Clinical Scenario
Type 2 respiratory failure & NIV criteria
INDICATIONS FOR NIV
COPD with respiratory acidosis (pH 7.25–7.35, PaCO₂ >6) despite ≥1 hour of medical therapy and controlled O2 (target SpO2 88–92%), cardiogenic pulmonary oedema (CPAP first line), neuromuscular failure, OSA/obesity-related hypoventilation, weaning from invasive ventilation.
CONTRAINDICATIONS
Reduced GCS without reversible cause, facial trauma/burns, vomiting, undrained pneumothorax, fixed upper-airway obstruction, severe haemodynamic instability, inability to tolerate the mask.
STARTING
- IPAP 12–15, EPAP 4–5, FiO2 to target SpO2 88–92%.
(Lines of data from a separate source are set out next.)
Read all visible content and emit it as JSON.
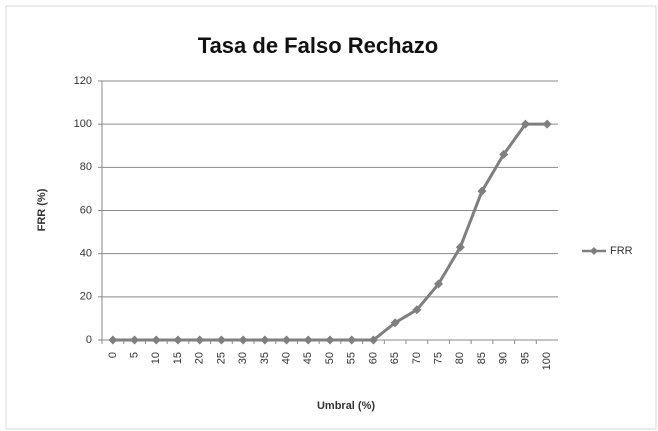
{
  "chart_data": {
    "type": "line",
    "title": "Tasa de Falso Rechazo",
    "x_label": "Umbral (%)",
    "y_label": "FRR (%)",
    "categories": [
      "0",
      "5",
      "10",
      "15",
      "20",
      "25",
      "30",
      "35",
      "40",
      "45",
      "50",
      "55",
      "60",
      "65",
      "70",
      "75",
      "80",
      "85",
      "90",
      "95",
      "100"
    ],
    "series": [
      {
        "name": "FRR",
        "color": "#7f7f7f",
        "values": [
          0,
          0,
          0,
          0,
          0,
          0,
          0,
          0,
          0,
          0,
          0,
          0,
          0,
          8,
          14,
          26,
          43,
          69,
          86,
          100,
          100
        ]
      }
    ],
    "ylim": [
      0,
      120
    ],
    "yticks": [
      0,
      20,
      40,
      60,
      80,
      100,
      120
    ],
    "grid": true,
    "legend": "right"
  }
}
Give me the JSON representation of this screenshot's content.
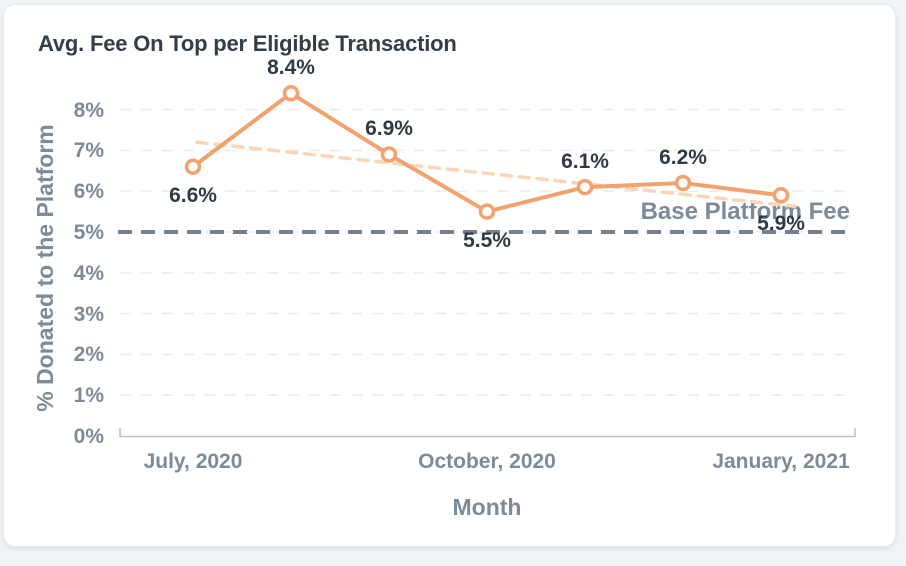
{
  "chart_data": {
    "type": "line",
    "title": "Avg. Fee On Top per Eligible Transaction",
    "xlabel": "Month",
    "ylabel": "% Donated to the Platform",
    "values": [
      6.6,
      8.4,
      6.9,
      5.5,
      6.1,
      6.2,
      5.9
    ],
    "point_labels": [
      "6.6%",
      "8.4%",
      "6.9%",
      "5.5%",
      "6.1%",
      "6.2%",
      "5.9%"
    ],
    "label_positions": [
      "below",
      "above",
      "above",
      "below",
      "above",
      "above",
      "below"
    ],
    "y_ticks": [
      "0%",
      "1%",
      "2%",
      "3%",
      "4%",
      "5%",
      "6%",
      "7%",
      "8%"
    ],
    "x_ticks": [
      {
        "label": "July, 2020",
        "index": 0
      },
      {
        "label": "October, 2020",
        "index": 3
      },
      {
        "label": "January, 2021",
        "index": 6
      }
    ],
    "ylim": [
      0,
      8.8
    ],
    "grid": "dashed horizontal",
    "baseline": {
      "label": "Base Platform Fee",
      "value": 5,
      "style": "dashed"
    },
    "trendline": {
      "start_pct": 7.2,
      "end_pct": 5.63,
      "style": "dashed"
    },
    "colors": {
      "series": "#F2A26E",
      "trend": "#F9D6B8",
      "baseline": "#75818E",
      "grid": "#EBEDEE",
      "axis": "#B9C4CD",
      "axis_text": "#7D8A99",
      "data_label": "#2E3A45",
      "title": "#333E48",
      "card_bg": "#FFFFFF",
      "page_bg": "#F0F4F6"
    }
  }
}
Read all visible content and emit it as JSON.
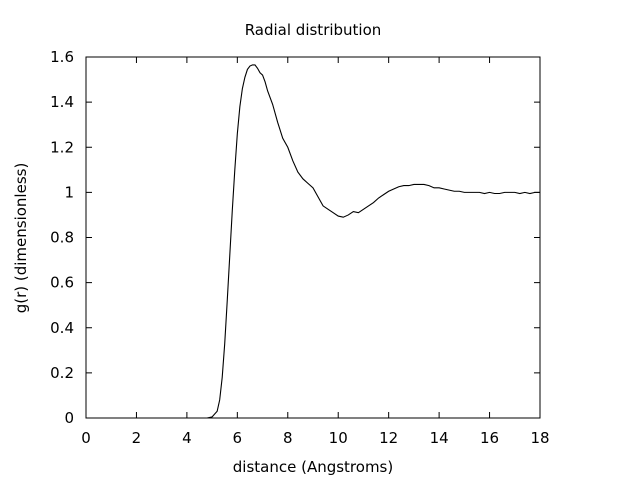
{
  "chart_data": {
    "type": "line",
    "title": "Radial distribution",
    "xlabel": "distance (Angstroms)",
    "ylabel": "g(r) (dimensionless)",
    "xlim": [
      0,
      18
    ],
    "ylim": [
      0,
      1.6
    ],
    "xticks": [
      "0",
      "2",
      "4",
      "6",
      "8",
      "10",
      "12",
      "14",
      "16",
      "18"
    ],
    "yticks": [
      "0",
      "0.2",
      "0.4",
      "0.6",
      "0.8",
      "1",
      "1.2",
      "1.4",
      "1.6"
    ],
    "grid": false,
    "legend": "none",
    "line_color": "#000000",
    "series": [
      {
        "x": [
          0,
          4.8,
          5.0,
          5.2,
          5.3,
          5.4,
          5.5,
          5.6,
          5.7,
          5.8,
          5.9,
          6.0,
          6.1,
          6.2,
          6.3,
          6.4,
          6.5,
          6.6,
          6.7,
          6.8,
          6.9,
          7.0,
          7.1,
          7.2,
          7.4,
          7.6,
          7.8,
          8.0,
          8.2,
          8.4,
          8.6,
          8.8,
          9.0,
          9.2,
          9.4,
          9.6,
          9.8,
          10.0,
          10.2,
          10.4,
          10.6,
          10.8,
          11.0,
          11.2,
          11.4,
          11.6,
          11.8,
          12.0,
          12.2,
          12.4,
          12.6,
          12.8,
          13.0,
          13.2,
          13.4,
          13.6,
          13.8,
          14.0,
          14.2,
          14.4,
          14.6,
          14.8,
          15.0,
          15.2,
          15.4,
          15.6,
          15.8,
          16.0,
          16.2,
          16.4,
          16.6,
          16.8,
          17.0,
          17.2,
          17.4,
          17.6,
          17.8,
          18.0
        ],
        "y": [
          0,
          0,
          0.005,
          0.03,
          0.08,
          0.18,
          0.33,
          0.52,
          0.72,
          0.92,
          1.1,
          1.26,
          1.38,
          1.46,
          1.51,
          1.545,
          1.56,
          1.565,
          1.565,
          1.55,
          1.53,
          1.52,
          1.49,
          1.45,
          1.39,
          1.31,
          1.24,
          1.2,
          1.14,
          1.09,
          1.06,
          1.04,
          1.02,
          0.98,
          0.94,
          0.925,
          0.91,
          0.895,
          0.89,
          0.9,
          0.915,
          0.91,
          0.925,
          0.94,
          0.955,
          0.975,
          0.99,
          1.005,
          1.015,
          1.025,
          1.03,
          1.03,
          1.035,
          1.035,
          1.035,
          1.03,
          1.02,
          1.02,
          1.015,
          1.01,
          1.005,
          1.005,
          1.0,
          1.0,
          1.0,
          1.0,
          0.995,
          1.0,
          0.995,
          0.995,
          1.0,
          1.0,
          1.0,
          0.995,
          1.0,
          0.995,
          1.0,
          1.0
        ]
      }
    ]
  }
}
- Reassess clinically and ABG at 1 and 4 hours.
- Escalate IPAP in 2–5 cm increments to maximum 25.
CRITICAL DECISIONS
- Document a ceiling of care before starting (NIV → intubate?
- NIV ceiling? palliative?).
- Discuss with critical care early if pH <7.25 or no improvement at 1 hour.
- Failed NIV at 4 hours is a strong predictor of mortality.